逆に産卵前のメスがオスを食べてしまうことはあり得ることなので、産卵前のメスには高タンパクゼリーなどを与えてタンパク質を取らせてあげる必要があります。
オス同士は一緒に飼育できませんのでご注意を。
一般的な飼育セットはカブトムシ用と共通で販売されているので、これを使うことも出来ます。
カブトムシと違う点は、クワガタの産卵には、卵を産むための朽木が必要になることです。
カブトムシは腐葉土に卵を産みますが、クワガタは朽木に穴を開けてその中に産卵するのです。
ちなみに朽木とは、特定のキノコ菌が入ってやわらかくなった木のことで、一般的にはシイタケ栽培で使用した後の木が使われています。
身近にない場合はこちらもショップで購入できます。
また、コクワガタは冬眠して越冬することができます。
寿命は成虫になってから1年かそれ以上だと言われています。
ノコギリクワガタ
出典:Mushi Navi
コクワガタと同じくらいおすすめなのがノコギリクワガタです。
こちらも日本全国に生息しています。
体はコクワガタよりも一回り大きく、オスの立派な大顎にはノコギリのようにギザギザの内歯がついているのが特徴です。
飼育方法はコクワガタと一緒です。
ノコギリクワガタの場合は冬を越せることは非常に稀で、寿命は成体になってから3ケ月~半年です。

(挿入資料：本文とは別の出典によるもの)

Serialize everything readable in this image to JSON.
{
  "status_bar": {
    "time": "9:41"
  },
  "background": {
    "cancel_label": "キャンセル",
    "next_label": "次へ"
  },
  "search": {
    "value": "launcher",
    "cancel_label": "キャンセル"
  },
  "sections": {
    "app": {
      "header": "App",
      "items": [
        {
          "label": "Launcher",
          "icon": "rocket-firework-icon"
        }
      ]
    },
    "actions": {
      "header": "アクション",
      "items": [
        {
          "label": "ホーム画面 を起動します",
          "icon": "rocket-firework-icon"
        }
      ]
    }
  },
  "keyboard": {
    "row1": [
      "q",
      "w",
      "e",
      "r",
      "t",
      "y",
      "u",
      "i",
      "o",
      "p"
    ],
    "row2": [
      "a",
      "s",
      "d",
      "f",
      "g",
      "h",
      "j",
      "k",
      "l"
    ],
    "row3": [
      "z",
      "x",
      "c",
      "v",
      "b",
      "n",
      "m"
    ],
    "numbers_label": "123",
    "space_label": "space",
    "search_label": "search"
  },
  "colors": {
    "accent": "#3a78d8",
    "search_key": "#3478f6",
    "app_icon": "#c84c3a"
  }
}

クワガタの世界にも相性の良し悪しがあって、相性のいいカップルだと一緒に餌を食べたりと仲睦まじい姿を見せてくれます。
そういうペアに出会えたら産卵も大いに期待出来ますね。
スズムシ
夏から秋にかけて涼やかな音色で耳を楽しませてくれるスズムシ。
飼育も簡単なので気軽に楽しめる昆虫です。
近所で鳴いていたら採集したいところですね。
なかなか捕まえられないようなら、ショップやホームセンターでも入手できますよ。
飼育に用意するものは、飼育ケース、エサ皿、隠れ家(中に入って身を隠せるものならなんでも)、スズムシ用マット。
あとはマットを湿らせるための霧吹きですね。
餌は昆虫ゼリー、野菜(キュウリ、ナスなど)、かつお節で大丈夫です。
昆虫ゼリーだけでも飼育できますが、スズムシは基本的に雑食なのでかつお節などでタンパク質を補ってあげることで共食いを防げます。
成虫になってからの寿命は2ヶ月半~3ヶ月ですが、ペアが出来ればマットの中に卵を産んでいることがあります。
適度な湿気を加えて冷暗所に保管しておけば翌年に孵化します。
まとめ
自分で捕まえるもよし、ショップで買うのもよし。飼育用グッズも揃っていて簡単に飼える昆虫たちをご紹介しました。
飼っていると愛着が湧いてとても可愛くなりますよ。
一つ注意点としては、たとえ国産の昆虫であってもショップで買ったものをむやみに外へ放すのはよくないということです。
同じ昆虫でもそれぞれの地域で独自の形態を持っているので、雑種が誕生することでその土地の昆虫にしかない貴重な特性が破壊されてしまうケースがあるのです。
ご自身で捕まえたものであっても、放す場合は必ず元の場所へ持っていくようにしましょう。
短い命ですので、出来ることなら最後まで飼い主さんの手で可愛がってあげることが一番ですね。